Back in January, with time ticking down on deadline day, Manchester United made a late move for Josh King.

The Norwegian was seemingly United’s first-choice option for a stop-gap striker; a move that was seen as desperate and inspired in equal measure.

King has gone on record to express his disappointment at the failed swoop (MEN). In short, Bournemouth priced the forward out of a move and United instead signed Odion Ighalo.

That was no bad thing, with Ighalo hitting the ground running at United, scoring five goals prior to football’s lock-down.

The King ship has well and truly sailed. After all, United were looking to fill a gap following Marcus Rashford’s injury and there is no chance of Ole Gunnar Solskjaer returning now.

But another Bournemouth player is in the opposite situation as King was a few months ago.

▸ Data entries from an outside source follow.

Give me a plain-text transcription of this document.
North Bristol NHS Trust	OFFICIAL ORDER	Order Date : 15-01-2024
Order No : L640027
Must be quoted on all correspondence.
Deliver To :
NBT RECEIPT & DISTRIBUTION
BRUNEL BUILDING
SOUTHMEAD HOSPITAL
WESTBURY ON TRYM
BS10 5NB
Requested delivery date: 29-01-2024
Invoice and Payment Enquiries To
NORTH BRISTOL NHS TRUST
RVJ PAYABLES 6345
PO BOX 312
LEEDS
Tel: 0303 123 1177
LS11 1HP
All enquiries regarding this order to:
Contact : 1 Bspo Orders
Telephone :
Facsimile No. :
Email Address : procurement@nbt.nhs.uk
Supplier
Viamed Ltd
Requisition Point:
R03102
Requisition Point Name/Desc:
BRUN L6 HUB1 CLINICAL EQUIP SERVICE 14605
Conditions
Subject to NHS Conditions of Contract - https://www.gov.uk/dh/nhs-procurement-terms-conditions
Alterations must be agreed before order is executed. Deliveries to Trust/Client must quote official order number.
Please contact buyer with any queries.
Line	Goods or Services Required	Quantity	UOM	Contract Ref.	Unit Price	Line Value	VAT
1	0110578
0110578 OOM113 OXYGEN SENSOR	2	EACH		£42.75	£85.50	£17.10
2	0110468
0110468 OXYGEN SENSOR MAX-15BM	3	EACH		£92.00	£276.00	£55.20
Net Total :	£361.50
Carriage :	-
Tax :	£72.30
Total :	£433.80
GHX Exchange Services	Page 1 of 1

Manchester City v AFC Bournemouth  - Premier League
(Photo by Robin Jones – AFC Bournemouth/AFC Bournemouth via Getty Images)

According to the Manchester Evening News, David Brooks is on United’s radar this summer.

However, any move for the Welshman will be dependent on Jadon Sancho’s future. After all, Solskjaer only needs one right winger and the England international remains their top target.

 

Second choice but not second-rate

While King was United’s first-choice deadline day signing, forced to watch while they ultimately signed an alternative, Brooks is that hopeful second option.

United are expected to make progress in their pursuit of Sancho between now and October. But whether they ultimately secure a deal remains to be seen.

Sancho could be the crown jewel in this United side. But Brooks would be a more than able backup choice.

At just 23, the midfielder is the kind of player Solskjaer loves. He would also be considerably cheaper and would not break the bank when it comes to wages.

Sancho is a cut above and few fans would choose Brooks over him if they had a choice. However, it will be interesting to see if, this time, a Bournemouth player does head to United.

Football works in funny ways and, while King stayed because United looked elsewhere, Brooks could perhaps arrive for the same reason.